Fail-closed contract
Section titled “Fail-closed contract”The production AND is deliberately fail-closed (see the apply_production_and docstring in the script): a missing nfr-assessment.md or test-review.md, or a field the scanners cannot parse, is treated as a failing signal — not a neutral or absent one. So if TEA’s prose format drifts and the Overall Status or Quality Score cannot be read, an otherwise-advance degrades to a conservative reloop rather than a silent false-advance. The direction is intentional: the module would rather re-loop a green story than advance a story whose evidence it could not actually read. Likewise, a missing or corrupt gate artifact yields NOT_EVALUATED → escalate — the gate is never assumed green.

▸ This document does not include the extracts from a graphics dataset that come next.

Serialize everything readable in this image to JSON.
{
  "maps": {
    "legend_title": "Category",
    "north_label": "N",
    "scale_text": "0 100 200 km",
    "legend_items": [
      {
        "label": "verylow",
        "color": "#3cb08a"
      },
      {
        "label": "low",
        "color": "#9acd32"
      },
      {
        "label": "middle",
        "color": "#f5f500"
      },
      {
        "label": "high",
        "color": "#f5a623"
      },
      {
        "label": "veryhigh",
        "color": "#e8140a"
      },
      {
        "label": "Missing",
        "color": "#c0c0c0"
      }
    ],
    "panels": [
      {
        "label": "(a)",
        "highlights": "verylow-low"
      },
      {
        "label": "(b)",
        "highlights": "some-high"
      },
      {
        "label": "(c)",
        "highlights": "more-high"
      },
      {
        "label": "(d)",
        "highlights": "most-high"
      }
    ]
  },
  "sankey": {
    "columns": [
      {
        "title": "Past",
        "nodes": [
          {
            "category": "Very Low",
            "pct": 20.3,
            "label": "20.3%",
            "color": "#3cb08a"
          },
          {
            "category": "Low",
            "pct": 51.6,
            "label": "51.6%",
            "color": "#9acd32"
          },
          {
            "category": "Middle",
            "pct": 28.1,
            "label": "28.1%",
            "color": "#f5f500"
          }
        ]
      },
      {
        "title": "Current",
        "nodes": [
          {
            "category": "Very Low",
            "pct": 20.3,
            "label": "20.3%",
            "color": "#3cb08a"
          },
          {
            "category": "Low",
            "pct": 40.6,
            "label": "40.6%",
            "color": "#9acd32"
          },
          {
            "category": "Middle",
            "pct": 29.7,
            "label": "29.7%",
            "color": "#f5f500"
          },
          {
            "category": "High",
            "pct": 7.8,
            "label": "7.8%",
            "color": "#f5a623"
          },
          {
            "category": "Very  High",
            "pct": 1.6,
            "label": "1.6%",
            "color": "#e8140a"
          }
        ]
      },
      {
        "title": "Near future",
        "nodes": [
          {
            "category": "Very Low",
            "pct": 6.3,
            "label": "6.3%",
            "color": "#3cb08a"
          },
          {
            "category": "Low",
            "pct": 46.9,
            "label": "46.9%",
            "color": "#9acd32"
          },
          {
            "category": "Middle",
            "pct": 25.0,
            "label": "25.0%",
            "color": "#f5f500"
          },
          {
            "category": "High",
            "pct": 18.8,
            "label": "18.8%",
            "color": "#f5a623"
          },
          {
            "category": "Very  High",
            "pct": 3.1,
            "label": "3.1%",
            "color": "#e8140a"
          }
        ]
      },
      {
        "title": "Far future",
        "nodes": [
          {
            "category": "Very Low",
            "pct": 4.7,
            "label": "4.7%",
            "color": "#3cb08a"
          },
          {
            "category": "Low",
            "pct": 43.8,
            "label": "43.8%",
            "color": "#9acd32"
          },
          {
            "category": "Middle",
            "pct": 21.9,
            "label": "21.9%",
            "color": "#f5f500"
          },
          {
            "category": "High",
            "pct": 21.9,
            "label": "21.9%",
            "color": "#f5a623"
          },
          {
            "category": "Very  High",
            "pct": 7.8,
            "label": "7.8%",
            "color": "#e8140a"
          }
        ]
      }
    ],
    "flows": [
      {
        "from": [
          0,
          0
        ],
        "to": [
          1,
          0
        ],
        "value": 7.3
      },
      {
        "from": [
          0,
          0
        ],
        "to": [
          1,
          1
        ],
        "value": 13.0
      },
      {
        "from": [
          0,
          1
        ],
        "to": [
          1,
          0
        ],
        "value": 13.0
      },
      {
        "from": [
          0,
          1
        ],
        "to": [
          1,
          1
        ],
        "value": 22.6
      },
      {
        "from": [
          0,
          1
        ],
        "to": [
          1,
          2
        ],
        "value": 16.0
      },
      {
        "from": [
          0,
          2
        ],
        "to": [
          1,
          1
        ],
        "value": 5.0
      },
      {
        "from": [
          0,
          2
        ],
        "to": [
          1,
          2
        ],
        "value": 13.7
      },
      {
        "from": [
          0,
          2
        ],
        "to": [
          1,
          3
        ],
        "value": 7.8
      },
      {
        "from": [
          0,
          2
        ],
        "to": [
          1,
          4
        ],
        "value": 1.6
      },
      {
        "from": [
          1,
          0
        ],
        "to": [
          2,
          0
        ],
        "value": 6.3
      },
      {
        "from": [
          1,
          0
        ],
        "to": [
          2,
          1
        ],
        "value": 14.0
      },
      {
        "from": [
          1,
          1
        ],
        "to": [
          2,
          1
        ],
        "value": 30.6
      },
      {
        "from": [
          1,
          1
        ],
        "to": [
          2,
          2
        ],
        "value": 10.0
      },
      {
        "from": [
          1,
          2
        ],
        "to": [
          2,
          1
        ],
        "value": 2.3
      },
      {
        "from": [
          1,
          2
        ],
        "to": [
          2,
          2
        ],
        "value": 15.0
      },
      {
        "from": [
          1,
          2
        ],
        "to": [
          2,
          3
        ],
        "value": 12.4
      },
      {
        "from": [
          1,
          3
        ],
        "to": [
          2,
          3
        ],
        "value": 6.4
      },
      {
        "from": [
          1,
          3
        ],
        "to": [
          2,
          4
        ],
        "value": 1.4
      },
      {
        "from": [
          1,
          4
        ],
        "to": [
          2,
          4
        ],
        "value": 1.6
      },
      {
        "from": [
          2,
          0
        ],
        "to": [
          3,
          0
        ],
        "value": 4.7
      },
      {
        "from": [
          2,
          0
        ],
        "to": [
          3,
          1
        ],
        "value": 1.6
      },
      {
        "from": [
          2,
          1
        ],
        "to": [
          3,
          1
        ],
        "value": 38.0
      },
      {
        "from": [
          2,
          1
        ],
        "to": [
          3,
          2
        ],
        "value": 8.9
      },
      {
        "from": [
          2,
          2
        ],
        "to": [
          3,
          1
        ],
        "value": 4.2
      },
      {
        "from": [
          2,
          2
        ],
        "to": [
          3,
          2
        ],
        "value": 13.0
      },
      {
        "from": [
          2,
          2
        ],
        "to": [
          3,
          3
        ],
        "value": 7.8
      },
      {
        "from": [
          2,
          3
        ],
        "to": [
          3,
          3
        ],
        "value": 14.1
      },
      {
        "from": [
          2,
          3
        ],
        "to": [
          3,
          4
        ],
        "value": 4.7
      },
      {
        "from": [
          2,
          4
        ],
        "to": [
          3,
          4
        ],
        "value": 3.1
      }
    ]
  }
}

This is reinforced by the routing invariant in Stage 5: a P0/critical FAIL never defers. Only non-gate-blocking work (CONCERNS, non-critical findings, parked decisions) reaches the deferred-work ledger; a FAIL or a P0/critical finding re-loops within budget or escalates.
Output shape
Section titled “Output shape”The script prints one JSON object (evaluate() in the script):
{ "verdict": "advance|defer|reloop|escalate", "gate_status": "PASS|CONCERNS|FAIL|WAIVED|NOT_EVALUATED", "p0_status": "...", "p1_status": "...", "overall_status": "...", "nfr_status": "...", "review_score": 0, "reasons": ["..."]}Example — a clean production advance
Section titled “Example — a clean production advance”A story whose slim gate file reads PASS, with an NFR audit of PASS and a test review scoring 92 with an Approve recommendation, produces:
{ "verdict": "advance", "gate_status": "PASS", "p0_status": "PASS", "p1_status": "PASS", "overall_status": "PASS", "nfr_status": "PASS", "review_score": 92, "reasons": [ "gate read from gate-decision.json", "gate_status PASS -> advance" ]}Example — a production downgrade
Section titled “Example — a production downgrade”The same PASS gate, but with a test review scoring 74, downgrades to reloop — the gate passed, but a production signal failed:
{ "verdict": "reloop", "gate_status": "PASS", "p0_status": "PASS", "p1_status": "PASS", "overall_status": "PASS", "nfr_status": "PASS", "review_score": 74, "reasons": [ "gate read from gate-decision.json", "gate_status PASS -> advance", "test-review score 74 < 80", "production signal failed; advance downgraded to reloop" ]}Why the /goal evaluator alone is insufficient
Section titled “Why the /goal evaluator alone is insufficient”The /goal loop that drives Execute ends with an evaluator confirming the success condition — but that evaluator only sees the transcript. It cannot open gate-decision.json. So it can confirm “the tests I was shown printed green” but not “TEA’s deterministic gate read PASS against the traceability matrix and the NFR thresholds.” Letting it be the completion authority would let the run grade itself from its own notes. gate_eval.py reads the file the model cannot author, which is exactly why it — and not the transcript evaluator — decides. See why and the routing detail in references/gate.md.